10 Sobre este texto derramaram-se rios de tinta. Mas poucos aprofundaram nele para observar que se trata de uma dura crítica a todo o fausto das igrejas erguidas por católicos e protestantes. À mulher samaritana, Jesus diz muito claramente que no futuro ou, melhor, já desde aquele momento vão importar muito pouco tanto o Templo de Jerusalém como as catedrais que um dia levantariam em seu nome, já que nada disso é importante para render culto ao Deus que habita no coração das pessoas e não na escuridão e magnificência dos templos.

Devo estender-me sobre esta seção porque há algumas coisas que gostaria de perguntar ao sr. Arias. De onde tirou que Jesus flerta com a samaritana? Que tipo de seriedade exegética pode extrair deste texto um flerte?

Aprofundemos um pouco no contexto de João cap. 4, de onde se extrai esta porção. Recordemos, porque é necessário analisar o contexto fielmente, que a separação em capítulos e versículos é posterior à escrita dos Evangelhos. Portanto, se começarmos a ler o Evangelho de João desde o princípio, podemos distinguir algumas seções que precedem esta citação e que nos podem ajudar a obter uma ideia mais precisa do sentido geral do escrito. Estas seções são, começando desde o sumário da seleção dos apóstolos em diante:

  • Seleção dos apóstolos
  • Bodas em Caná da Galileia
  • Purificação do Templo por ocasião da Páscoa
  • Conversa com Nicodemos
  • Testemunho de João Batista
  • Testemunho aos Samaritanos
  • Regresso à Galileia

Pode-se escrever um livro sobre estas seções do Evangelho de João. De fato, muitas obras foram escritas sobre este Evangelho, tão diferente dos outros três. Por isso me perdoam se passo a voo de pássaro sobre este tema para não me estender desnecessariamente, já que o escrito do sr. Arias continua longo e amplo também. De todo modo, vamos para longo, porque há muito para ver.

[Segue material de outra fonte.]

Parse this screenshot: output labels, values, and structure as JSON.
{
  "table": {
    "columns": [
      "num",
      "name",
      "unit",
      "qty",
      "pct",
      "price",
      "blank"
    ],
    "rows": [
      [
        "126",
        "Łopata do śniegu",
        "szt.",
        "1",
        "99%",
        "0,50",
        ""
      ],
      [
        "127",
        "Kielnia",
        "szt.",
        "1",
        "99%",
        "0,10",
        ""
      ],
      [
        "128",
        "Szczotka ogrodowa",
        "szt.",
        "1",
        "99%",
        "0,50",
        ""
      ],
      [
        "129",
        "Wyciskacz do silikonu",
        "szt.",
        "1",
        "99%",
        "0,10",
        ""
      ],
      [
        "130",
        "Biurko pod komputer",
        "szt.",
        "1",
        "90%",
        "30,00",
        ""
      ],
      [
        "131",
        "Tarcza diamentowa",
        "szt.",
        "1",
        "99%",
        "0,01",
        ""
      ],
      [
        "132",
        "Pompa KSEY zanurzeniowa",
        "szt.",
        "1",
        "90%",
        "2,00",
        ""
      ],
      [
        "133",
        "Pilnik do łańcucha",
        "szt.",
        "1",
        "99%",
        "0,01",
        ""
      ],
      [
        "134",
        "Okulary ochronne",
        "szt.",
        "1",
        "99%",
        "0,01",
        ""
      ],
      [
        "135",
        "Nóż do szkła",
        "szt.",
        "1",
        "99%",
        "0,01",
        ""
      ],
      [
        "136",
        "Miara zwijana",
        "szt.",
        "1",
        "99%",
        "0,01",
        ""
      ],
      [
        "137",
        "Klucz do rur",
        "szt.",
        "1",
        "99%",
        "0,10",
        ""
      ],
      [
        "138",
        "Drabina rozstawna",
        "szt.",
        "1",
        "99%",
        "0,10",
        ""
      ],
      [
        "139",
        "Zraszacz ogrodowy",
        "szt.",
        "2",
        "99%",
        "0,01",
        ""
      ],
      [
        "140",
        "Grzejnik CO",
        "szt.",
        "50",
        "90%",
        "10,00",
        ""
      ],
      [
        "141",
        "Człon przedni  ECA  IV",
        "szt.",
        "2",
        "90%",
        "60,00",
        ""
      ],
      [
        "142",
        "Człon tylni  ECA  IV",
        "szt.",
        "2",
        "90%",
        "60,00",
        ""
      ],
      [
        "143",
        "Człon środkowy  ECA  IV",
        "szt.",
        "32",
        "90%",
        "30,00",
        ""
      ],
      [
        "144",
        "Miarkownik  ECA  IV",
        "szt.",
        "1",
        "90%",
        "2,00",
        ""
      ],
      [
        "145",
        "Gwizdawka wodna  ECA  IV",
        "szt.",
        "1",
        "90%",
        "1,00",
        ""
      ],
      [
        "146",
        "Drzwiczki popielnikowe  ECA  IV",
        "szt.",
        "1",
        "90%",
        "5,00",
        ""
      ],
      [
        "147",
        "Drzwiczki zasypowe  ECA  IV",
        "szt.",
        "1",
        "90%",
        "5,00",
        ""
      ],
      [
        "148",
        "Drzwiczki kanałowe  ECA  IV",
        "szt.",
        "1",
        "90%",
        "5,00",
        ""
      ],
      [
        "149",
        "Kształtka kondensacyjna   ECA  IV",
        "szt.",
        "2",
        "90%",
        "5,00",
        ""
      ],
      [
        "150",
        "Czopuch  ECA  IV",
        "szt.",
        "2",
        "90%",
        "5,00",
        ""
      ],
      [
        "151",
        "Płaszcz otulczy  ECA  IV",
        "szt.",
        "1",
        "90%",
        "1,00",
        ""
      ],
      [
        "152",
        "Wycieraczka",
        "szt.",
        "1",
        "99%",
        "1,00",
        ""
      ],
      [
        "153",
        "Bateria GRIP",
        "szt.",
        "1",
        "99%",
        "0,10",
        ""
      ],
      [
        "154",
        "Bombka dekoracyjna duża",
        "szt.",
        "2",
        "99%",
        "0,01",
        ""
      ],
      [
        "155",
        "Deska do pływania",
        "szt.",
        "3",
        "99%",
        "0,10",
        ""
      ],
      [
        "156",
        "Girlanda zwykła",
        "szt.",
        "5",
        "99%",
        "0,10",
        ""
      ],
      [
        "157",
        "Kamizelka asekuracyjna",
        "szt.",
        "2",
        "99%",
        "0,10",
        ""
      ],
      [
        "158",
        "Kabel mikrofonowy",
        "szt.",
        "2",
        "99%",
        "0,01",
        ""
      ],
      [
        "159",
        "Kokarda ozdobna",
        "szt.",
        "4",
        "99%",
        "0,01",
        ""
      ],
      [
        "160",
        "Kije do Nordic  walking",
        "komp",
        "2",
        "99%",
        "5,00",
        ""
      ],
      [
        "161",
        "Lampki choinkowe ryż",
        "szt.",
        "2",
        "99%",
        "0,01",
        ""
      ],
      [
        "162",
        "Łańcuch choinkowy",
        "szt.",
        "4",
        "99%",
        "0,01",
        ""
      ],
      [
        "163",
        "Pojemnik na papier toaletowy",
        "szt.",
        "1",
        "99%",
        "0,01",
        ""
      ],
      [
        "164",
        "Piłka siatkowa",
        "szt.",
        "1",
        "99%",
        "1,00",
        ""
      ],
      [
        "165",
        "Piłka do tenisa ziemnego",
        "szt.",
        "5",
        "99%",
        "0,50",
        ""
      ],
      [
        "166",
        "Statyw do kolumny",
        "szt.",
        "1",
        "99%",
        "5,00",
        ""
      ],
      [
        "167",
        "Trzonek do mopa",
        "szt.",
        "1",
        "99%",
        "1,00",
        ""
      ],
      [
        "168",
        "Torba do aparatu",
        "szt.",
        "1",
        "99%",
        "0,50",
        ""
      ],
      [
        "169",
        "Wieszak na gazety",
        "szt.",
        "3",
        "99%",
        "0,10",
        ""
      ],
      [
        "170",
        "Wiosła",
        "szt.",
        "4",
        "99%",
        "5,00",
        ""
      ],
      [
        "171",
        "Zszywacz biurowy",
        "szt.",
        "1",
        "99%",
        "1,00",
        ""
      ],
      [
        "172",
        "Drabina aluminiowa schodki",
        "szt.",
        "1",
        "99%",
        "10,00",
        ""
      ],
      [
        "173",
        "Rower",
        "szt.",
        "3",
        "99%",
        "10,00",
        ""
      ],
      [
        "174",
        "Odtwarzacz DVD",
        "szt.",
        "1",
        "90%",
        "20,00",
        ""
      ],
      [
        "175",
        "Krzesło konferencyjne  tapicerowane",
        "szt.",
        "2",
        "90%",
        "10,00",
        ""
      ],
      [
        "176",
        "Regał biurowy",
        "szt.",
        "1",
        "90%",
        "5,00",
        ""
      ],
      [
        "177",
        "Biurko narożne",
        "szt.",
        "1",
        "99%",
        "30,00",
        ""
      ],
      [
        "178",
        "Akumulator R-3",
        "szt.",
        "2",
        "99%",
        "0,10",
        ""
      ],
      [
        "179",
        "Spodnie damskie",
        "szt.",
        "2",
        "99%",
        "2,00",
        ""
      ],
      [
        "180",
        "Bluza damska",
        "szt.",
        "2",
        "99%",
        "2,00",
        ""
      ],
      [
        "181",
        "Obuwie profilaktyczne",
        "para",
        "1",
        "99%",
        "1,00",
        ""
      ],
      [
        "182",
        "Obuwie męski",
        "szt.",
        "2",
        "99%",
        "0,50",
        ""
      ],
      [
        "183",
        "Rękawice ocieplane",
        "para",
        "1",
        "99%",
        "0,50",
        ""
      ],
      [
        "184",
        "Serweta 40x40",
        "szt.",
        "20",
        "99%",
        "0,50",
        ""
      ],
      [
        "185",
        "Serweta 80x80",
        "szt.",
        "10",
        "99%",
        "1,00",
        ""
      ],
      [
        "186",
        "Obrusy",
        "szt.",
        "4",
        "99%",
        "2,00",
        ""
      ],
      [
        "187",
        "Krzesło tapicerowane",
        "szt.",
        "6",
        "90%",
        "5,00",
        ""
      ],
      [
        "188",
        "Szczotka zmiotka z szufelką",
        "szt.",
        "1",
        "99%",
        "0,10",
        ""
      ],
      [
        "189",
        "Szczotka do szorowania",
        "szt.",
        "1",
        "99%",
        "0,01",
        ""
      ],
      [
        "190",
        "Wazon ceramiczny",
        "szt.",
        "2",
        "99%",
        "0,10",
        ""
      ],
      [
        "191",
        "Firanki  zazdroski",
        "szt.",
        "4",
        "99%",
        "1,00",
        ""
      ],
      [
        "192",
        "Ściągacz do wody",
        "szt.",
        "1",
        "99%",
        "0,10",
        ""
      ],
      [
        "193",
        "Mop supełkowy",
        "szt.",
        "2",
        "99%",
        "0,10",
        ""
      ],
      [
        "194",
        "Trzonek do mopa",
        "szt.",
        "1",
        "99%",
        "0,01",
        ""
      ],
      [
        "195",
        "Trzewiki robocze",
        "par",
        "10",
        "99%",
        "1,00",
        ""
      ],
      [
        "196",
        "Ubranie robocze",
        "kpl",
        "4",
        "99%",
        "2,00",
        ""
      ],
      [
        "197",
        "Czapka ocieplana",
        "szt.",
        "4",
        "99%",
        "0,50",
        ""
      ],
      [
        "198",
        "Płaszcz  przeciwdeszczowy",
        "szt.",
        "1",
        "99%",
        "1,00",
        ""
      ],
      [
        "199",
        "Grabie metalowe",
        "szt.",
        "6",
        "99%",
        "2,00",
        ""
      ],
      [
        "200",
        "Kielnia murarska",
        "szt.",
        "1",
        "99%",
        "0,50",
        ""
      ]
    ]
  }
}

Uma característica da apresentação joanina do Evangelho é o que chamaremos de dualidade de conceitos. João apresenta vários conceitos em pares e desenvolve um argumento sutil usando esses pares, às vezes opostos (como a luz e a escuridão) e outras vezes concorrentes (água e espírito, ou água e sangue). Esses pares entrelaçam-se de formas variadas e têm a particularidade de incitar o leitor à contemplação do mistério da Encarnação de Jesus e de seu propósito. João prefere fazer-nos pensar e contemplar em lugar de explicar as coisas. Este tratamento singular não deixa de lado o desenvolvimento lógico do Evangelho, mas está em plena harmonia com ele. A seleção dos apóstolos é a porta que João abre para introduzir-nos ao resto da narração. Os eleitos creem imediatamente na messianidade de Jesus, que lhes deixa entrever o propósito de seu ministério: a revelação de Deus a Israel. A Natanael Ele exprime a promessa “Coisas maiores do que estas verás, e em verdade te digo que verás os céus abertos e os anjos de Deus subindo e descendo sobre o Filho do Homem.”

Note-se que Natanael é o israelita ideal (sincero, sem dobrez) que Jesus encontra debaixo da figueira (que é um símbolo de Israel como nação espiritualmente dedicada a Deus; recordar a maldição da figueira por sua falha em produzir frutos, que ocorre ao final do ministério de Jesus). Notar também que a contraposição de “anjos de Deus” e “Filho do Homem” é uma pré-revelação da divindade do Filho do Homem, a quem os anjos servem. Mas o que nos importa aqui é a semelhança da imagem com a visão de Jacó em Betel quando, sozinho na noite, vê a escada que leva ao trono de Deus e os anjos subindo e descendo ao trono de Deus. Para um judeu, esta imagem é uma imagem de forte significado. Natanael parece simbolizar este novo Jacó que vai ter a ventura de contemplar o renascimento de Israel de uma forma que nenhum antes suspeitara. Não segundo a carne, mas segundo o espírito.

Segue o relato das bodas de Caná. As bodas ficam sem vinho. É possível que este seja uma lembrança de Maria relatada a João mais tarde, mas vejamos como João o apresenta. O vinho é milagrosamente criado usando a “água da purificação” contida em seis talhas, que são apresentadas ao presidente do banquete cheias de vinho excelente. Este aprova, dizendo que o vinho melhor apareceu ao final e não, como era costume, no princípio da ceia. A dualidade de água e sangue (simbolizada pelo vinho) aparece aqui. Sabemos que o sacrifício de Jesus é necessário para que se realize a reunião da humanidade fiel com Deus: as bodas do Cordeiro. O vinho apresentado ao presidente é um tipo do sangue perfeito de Jesus que purifica (como a água das abluções) e que é aceito pelo Pai como justificação suficiente. João conclui o relato deste primeiro milagre resumindo “este foi o início dos sinais de Jesus, em Caná da Galileia; manifestou sua glória, e seus discípulos creram nele.” Notemos a contraposição com o relato da seleção dos apóstolos. Crer em Jesus implica receber uma revelação de sua glória. Outra dualidade entretecida neste fascinante relato de São João.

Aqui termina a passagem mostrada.